Democratic Definition of "Success"

The democratic administration considers the Cash for Clunkers program a huge success, and they want to increase its funding. Let's examine what they consider a success.

1. It blew through a lot of money fast. The first billion lasted about a month, so they want to add two billion more. A billion here, a billion there, pretty soon you're talking real money.
2. It rewarded previous irresponsible behavior. My wife and I pay cash for used cars. Many years ago we bought a small, reliable car with manual transmission, and we average about 33 miles per gallon. When we wanted a larger car, we bought a small minivan, and it gets about 24 mpg all the time, up to 30 on the highway. Because we are frugal and relatively nice to the planet, we do not qualify for this reward. No, this windfall is for people who have been driving SUVs and pickup trucks, burning through the world's energy supply like there's no tomorrow--and there might not be.
3. It punished the majority for the sake of the minority. This program is about to jump to 3 billion dollars. There are roughly three hundred million people in the United States. Therefore, every man, woman, and child in the USA must chip in $10 so that fewer than a million people can buy a new car. (Of course, the poor pay less, so the men, women, and children of the middle class and upper-middle class will have to pay more.) In this sense, it's like a lottery: a lot of people lose money; a few win--in this case, about 0.03% win. Any responsible financial advisor will tell you that a lottery is a bad idea for the majority.
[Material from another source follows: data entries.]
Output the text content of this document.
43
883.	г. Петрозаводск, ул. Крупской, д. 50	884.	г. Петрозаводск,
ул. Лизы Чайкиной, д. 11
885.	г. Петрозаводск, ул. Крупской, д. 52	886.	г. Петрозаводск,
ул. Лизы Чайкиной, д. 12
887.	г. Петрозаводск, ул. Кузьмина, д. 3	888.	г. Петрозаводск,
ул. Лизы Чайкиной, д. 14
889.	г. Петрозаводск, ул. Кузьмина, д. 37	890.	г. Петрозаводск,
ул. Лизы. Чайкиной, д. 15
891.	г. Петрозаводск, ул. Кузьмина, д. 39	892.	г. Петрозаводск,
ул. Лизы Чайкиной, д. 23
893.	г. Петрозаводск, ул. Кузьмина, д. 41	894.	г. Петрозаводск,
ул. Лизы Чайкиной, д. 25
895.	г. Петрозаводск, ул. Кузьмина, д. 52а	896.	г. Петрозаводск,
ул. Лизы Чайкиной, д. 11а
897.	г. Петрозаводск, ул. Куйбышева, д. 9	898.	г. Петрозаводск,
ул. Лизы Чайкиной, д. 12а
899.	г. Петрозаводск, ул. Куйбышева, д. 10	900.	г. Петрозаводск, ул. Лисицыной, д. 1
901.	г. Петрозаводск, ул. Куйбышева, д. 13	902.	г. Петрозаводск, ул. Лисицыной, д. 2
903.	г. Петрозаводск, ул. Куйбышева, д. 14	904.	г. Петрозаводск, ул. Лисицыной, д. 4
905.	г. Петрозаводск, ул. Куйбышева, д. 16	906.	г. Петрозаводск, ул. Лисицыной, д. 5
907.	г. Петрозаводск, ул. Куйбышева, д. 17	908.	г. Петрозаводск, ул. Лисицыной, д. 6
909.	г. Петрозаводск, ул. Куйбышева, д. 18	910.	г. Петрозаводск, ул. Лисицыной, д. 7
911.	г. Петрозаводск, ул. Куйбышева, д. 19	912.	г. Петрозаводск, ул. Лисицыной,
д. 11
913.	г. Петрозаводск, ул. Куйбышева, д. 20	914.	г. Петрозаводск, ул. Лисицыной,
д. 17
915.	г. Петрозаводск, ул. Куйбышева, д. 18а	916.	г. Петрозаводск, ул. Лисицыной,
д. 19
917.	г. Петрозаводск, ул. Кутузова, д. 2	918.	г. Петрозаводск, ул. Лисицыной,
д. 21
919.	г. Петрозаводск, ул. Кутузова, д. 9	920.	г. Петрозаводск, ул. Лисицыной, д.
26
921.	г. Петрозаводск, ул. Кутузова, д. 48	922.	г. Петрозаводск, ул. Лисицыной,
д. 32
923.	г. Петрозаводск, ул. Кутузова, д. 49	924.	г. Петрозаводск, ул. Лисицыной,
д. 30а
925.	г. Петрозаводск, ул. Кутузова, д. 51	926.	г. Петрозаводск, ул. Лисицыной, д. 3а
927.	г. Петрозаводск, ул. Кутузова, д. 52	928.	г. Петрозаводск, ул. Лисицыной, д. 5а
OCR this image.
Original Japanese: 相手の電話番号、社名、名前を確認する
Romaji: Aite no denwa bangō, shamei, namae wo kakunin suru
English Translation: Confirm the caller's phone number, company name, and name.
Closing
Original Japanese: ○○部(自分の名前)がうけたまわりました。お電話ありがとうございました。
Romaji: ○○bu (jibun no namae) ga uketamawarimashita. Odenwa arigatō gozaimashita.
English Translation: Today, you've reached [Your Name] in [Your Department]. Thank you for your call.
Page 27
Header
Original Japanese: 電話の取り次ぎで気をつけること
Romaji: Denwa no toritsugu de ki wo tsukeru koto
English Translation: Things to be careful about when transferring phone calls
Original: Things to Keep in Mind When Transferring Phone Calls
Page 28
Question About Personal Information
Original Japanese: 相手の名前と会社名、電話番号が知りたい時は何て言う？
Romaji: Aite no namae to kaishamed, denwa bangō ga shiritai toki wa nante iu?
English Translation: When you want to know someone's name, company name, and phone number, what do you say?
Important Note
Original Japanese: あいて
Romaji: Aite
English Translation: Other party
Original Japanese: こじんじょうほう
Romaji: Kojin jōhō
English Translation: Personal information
Any psychologist will tell you a lottery is a good way to take advantage of the oppressed and distressed.
4. It did not benefit the ones originally targeted. The democrats want to help the oppressed poor and distressed corporations, and save the planet while they're at it. But poor people can't afford to buy a new car, even if you give them a $4,500 head start. So who's taking advantage of this program? Middle-class workers who have a steady job and some cash reserves, and who have an old SUV that's worth less than $4,500 as a trade-in. These people don't really need government help. And which corporations are benefitting? GM and Chrysler? No, despite the incentives, people are still not willing to buy a mediocre car from a poorly managed company. The top five vehicles include two Toyotas, two Fords, and a Honda.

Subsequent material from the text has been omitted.